Sekali waktu aku mengikuti Nyadran nelayan Bluru Kidul Sidoarjo, yang terjadi di awal Maret 2010. Sejak pagi para penduduk kampung Bluru Kidul yang sebagian besar kaum nelayan, telah berkumpul di tempat yang biasa mereka pakai sebagai dermaga. Sebagaimana hari raya Idul Fitri, kali ini penduduk pun kulihat berpakaian serba baru. Mereka satu per satu, juga anak-anak naik perahu. Jumlah perahu sekitar 30-an dan beberapa di antaranya berhiaskan hasil bumi seperti sayur dan buah-buahan. Di dalam perahu-perahu itu telah ada tumpeng.

Makam Dewi Sekardadu dipenuhi penduduk yang bergantian untuk nyekar. Puluhan tumpeng dan sesajen dibawa ke dalam masjid.

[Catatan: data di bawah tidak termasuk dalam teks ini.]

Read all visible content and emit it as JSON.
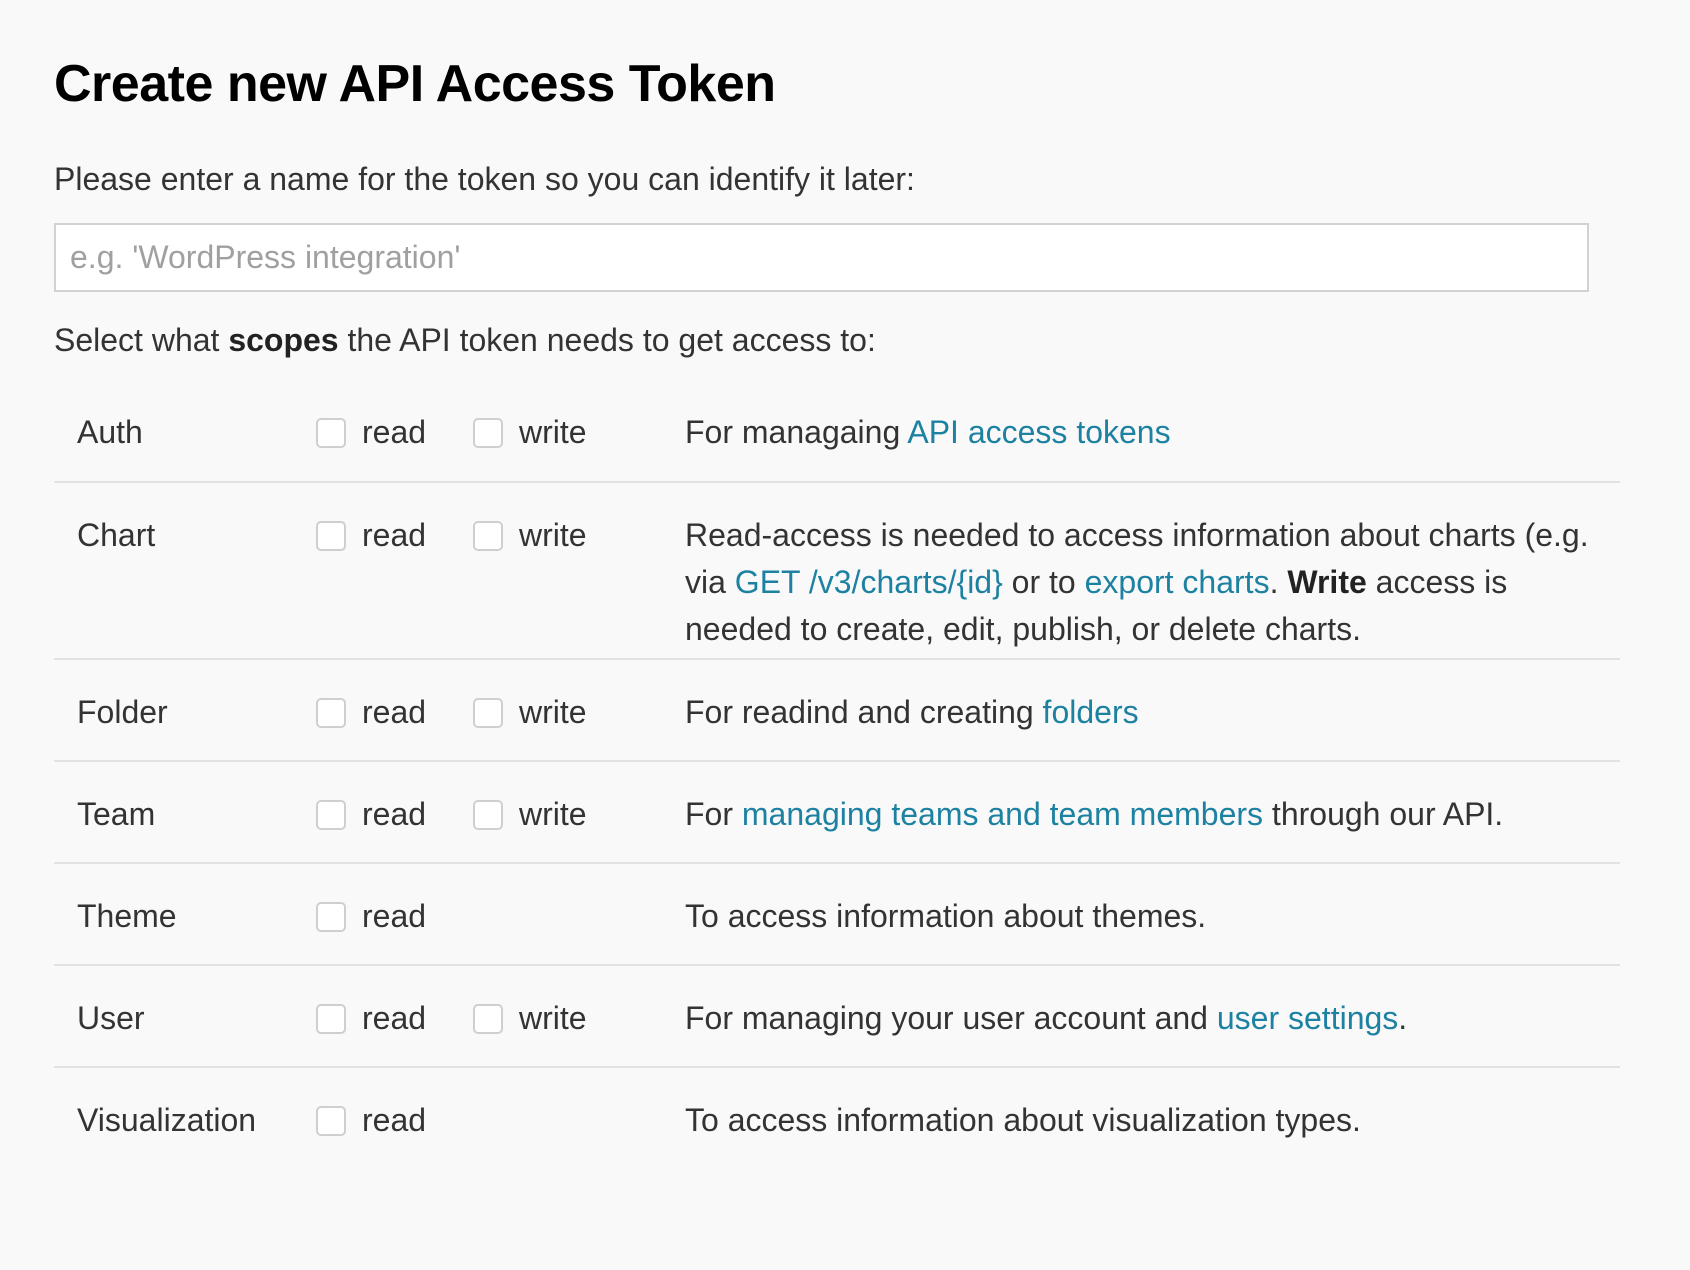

Ayat-ayat Al Quran juga dikumandangkan. Setelah itu, tumpeng pun dibagikan untuk siapa saja yang memerlukan. Beberapa tumpeng memang disediakan untuk dilarung ke laut, dan ini tentu saja dibawa kembali ke dermaga. Penduduk pun kembali naik perahu, beriring-iring menuju tengah laut, tempat melarung tumpeng.

Kebersamaan benar-benar tampak di sini. Even ini ternyata sanggup mempererat tali persaudaraan antarmereka.

Sejak dulu aku senang menjadi saksi upacara-upacara adat, entah itu bersih desa ataupun nyadran. Kegiatan semacam ini memang ada di mana pun di Nusantara kita. Hanya versinya yang beda karena selalu kontekstual dengan kebutuhan masyarakat setempat.

Kegiatan semacam ini, sepanjang filosofinya diketahui dan pesan-pesan moral terbaiknya diamalkan, bukankah akan membuat dunia kita yang carut marut ini jadi lebih baik? Bukankah Nyadran yang erat kaitannya dengan bersih-bersih ini merupakan kegiatan untuk semakin mendekatkan kita kepada jagat kecil, yakni diri kita, dan jagat besar, yakni semesta ini? Semestinya, kegiatan yang sarat pesan moral dan pastinya ramah lingkungan tersebut tak ada alasan buat ditampik, dicurigai, atau dihujat.

Dalam hati aku juga berharap, makam ini beserta ritual-ritual yang digelar tidak dikomersialisasikan atas nama apa pun, bila itu berpotensi merusak modal sosial, modal spiritual dan budaya masyarakat setempat.